La marque de luxe Chanel est épinglée par deux stagiaires de France Travail. Sylvie et Isabelle ont fabriqué des pièces que la marque de luxe a vendues sans les rémunérer, selon les révélations de Médiapart.
Certaines pièces fabriquées et vendues par la marque de luxe Chanel appartiennent finalement à des personnes en formation rémunérées par France Travail (ex-Pôle Emploi). Selon Médiapart, qui révèle l’information, l’affaire a éclaté suite aux témoignages de deux stagiaires. « Je trouve ça inadmissible, c’est du travail dissimulé », affirme à médiaSylvie, 55 ans, qui raconte sa mésaventure avec Chanel en compagne de sa collègue Isabelle.
Le 20 avril 2023, elle a pris part à une réunion d’information organisée par France Travail de Millau (Aveyron) pour la présentation d’une formation en maroquinerie chez le gantier Causse. Une formation financée par France Travail (ex-Pôle emploi) via le dispositif AFPR (Action de formation préalable au recrutement).
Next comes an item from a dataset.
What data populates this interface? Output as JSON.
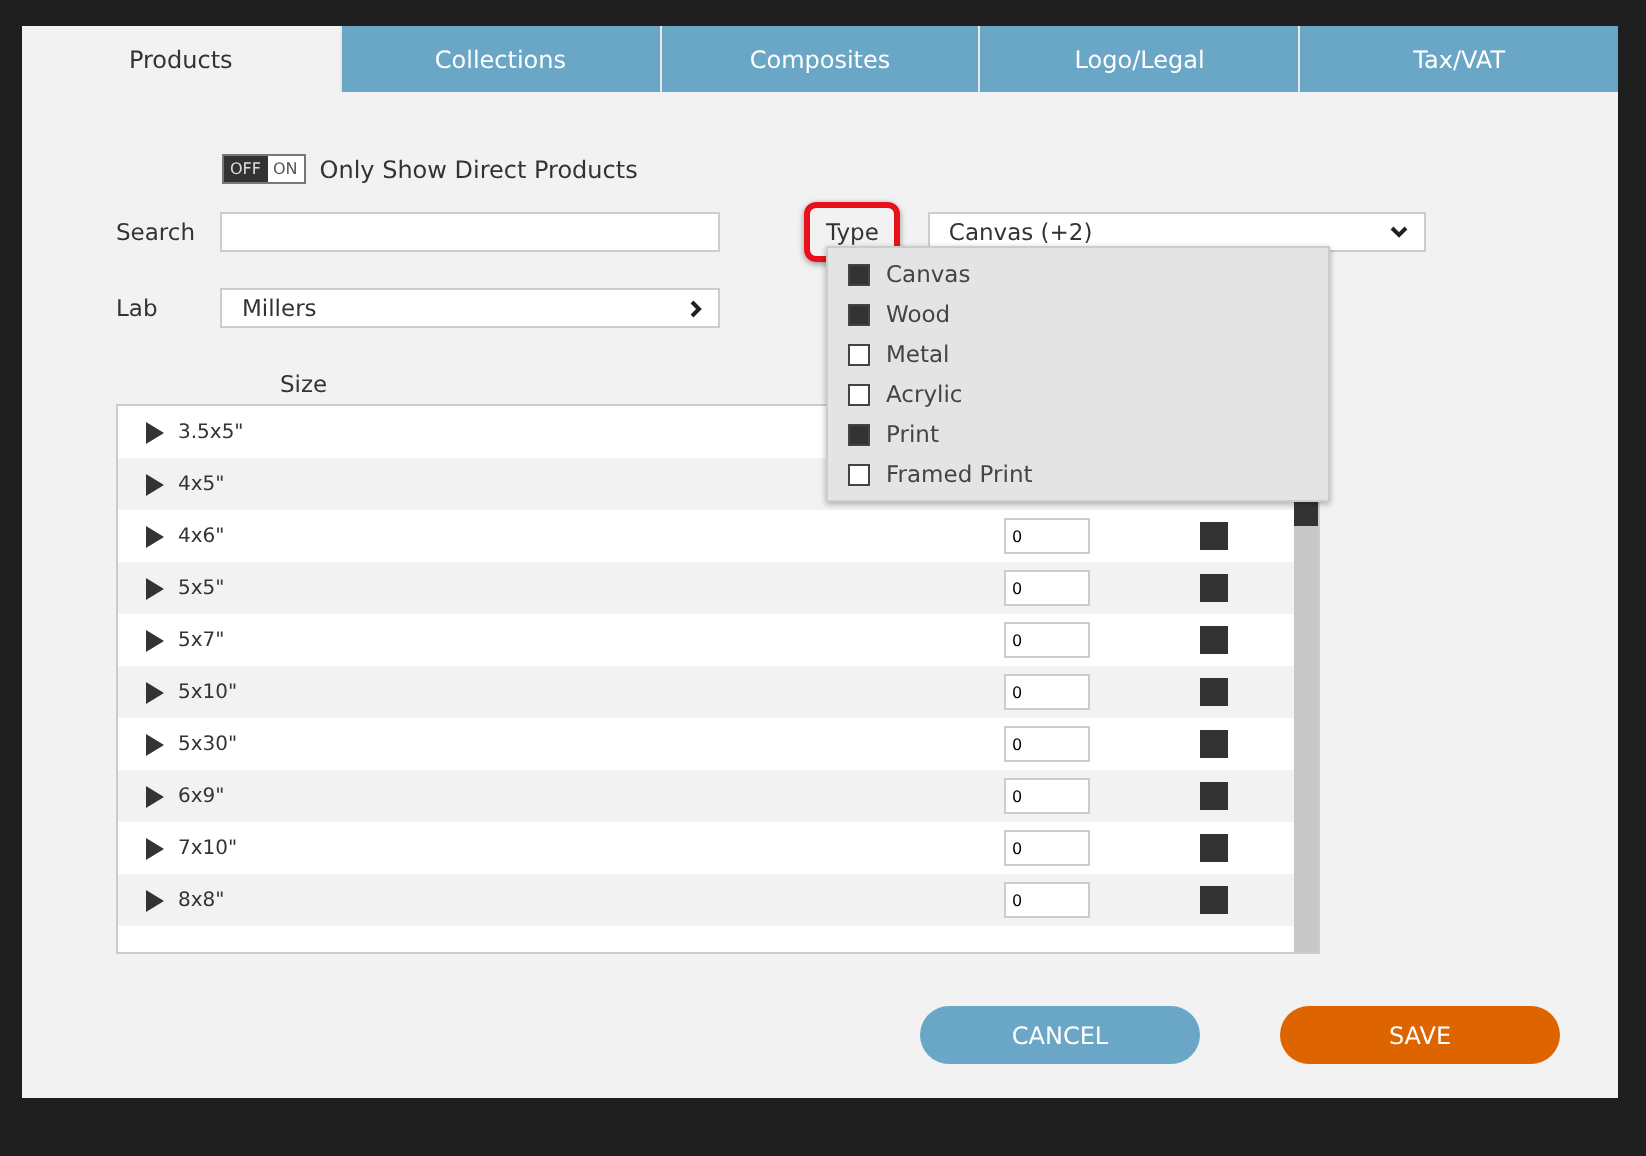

Spécialisée dans la ganterie, Causse s’est, pour rappel, lancée dans la petite maroquinerie en 2016, après avoir été rachetée par Chanel en 2012. Isabelle, la future collègue de Sylvie, était enchantée par cette formation qui est, pour elle, un rêve d’enfance.
Mais, hélas, révèle Médiapart, les deux amies ne termineront même pas leur formation. Elles ont été « éjectées », de la formation, bien que Causse ait déjà promis leur recrutement via un CDD. Mais après les premiers tests subis à l’issue d’une période passée par Isabelle et six autres personnes à apprendre les gestes professionnels sur des pièces d’essai pour Chanel, les choses changent.
Quatre stagiaires ont été évincées, tandis que Sylvie et sa collègue Isabelle ont été retenues. « Vous êtes prêtes ? On va travailler avec du cuir et de vraies pièces, et si elles sont correctes, ça part à la vente », témoigne Isabelle à Médiapart. Des affirmations confirmées par Chanel qui expliquait à Médiapart que « si la pièce confectionnée remplit l’ensemble de nos critères d’excellence, et uniquement dans ce cas, elle peut être commercialisée ».
Dans son témoigne, Sylvie affirmait que tout le monde poursuit la formation à l’issue de laquelle les trois retenues entament une période de trois semaines de « tutorat interne » pour, dit-elle, « voir si vous suivez la cadence de production ». Chaque semaine, une soixantaine de porte-cartes doit être produite.
« Une pratique qui revient à faire travailler gratuitement des employés »
Un rythme dur à tenir, reconnaissent les deux collègues qui affirment produire 65 en trois semaines, contre 95 pour les deux autres personnes. Convoquées dans le bureau trois jours avant la fin du stage, elles se sont vu refuser le contrat, car, leur dit-on, durant les trois mois de formation, Isabelle a épuisé ses droits au chômage, tandis que Sylvie a été rémunérée 723 euros par mois par France Travail.
Enfin, même si Chanel assure à Médiapart avoir gardé cinquante personnes au sein de l’atelier d’assemblage depuis le début des AFPR, soit « 94% des personnes formées », cette pratique revient à faire travailler gratuitement des employés pour Guillaume Bourdic, élu CGT chez France Travail.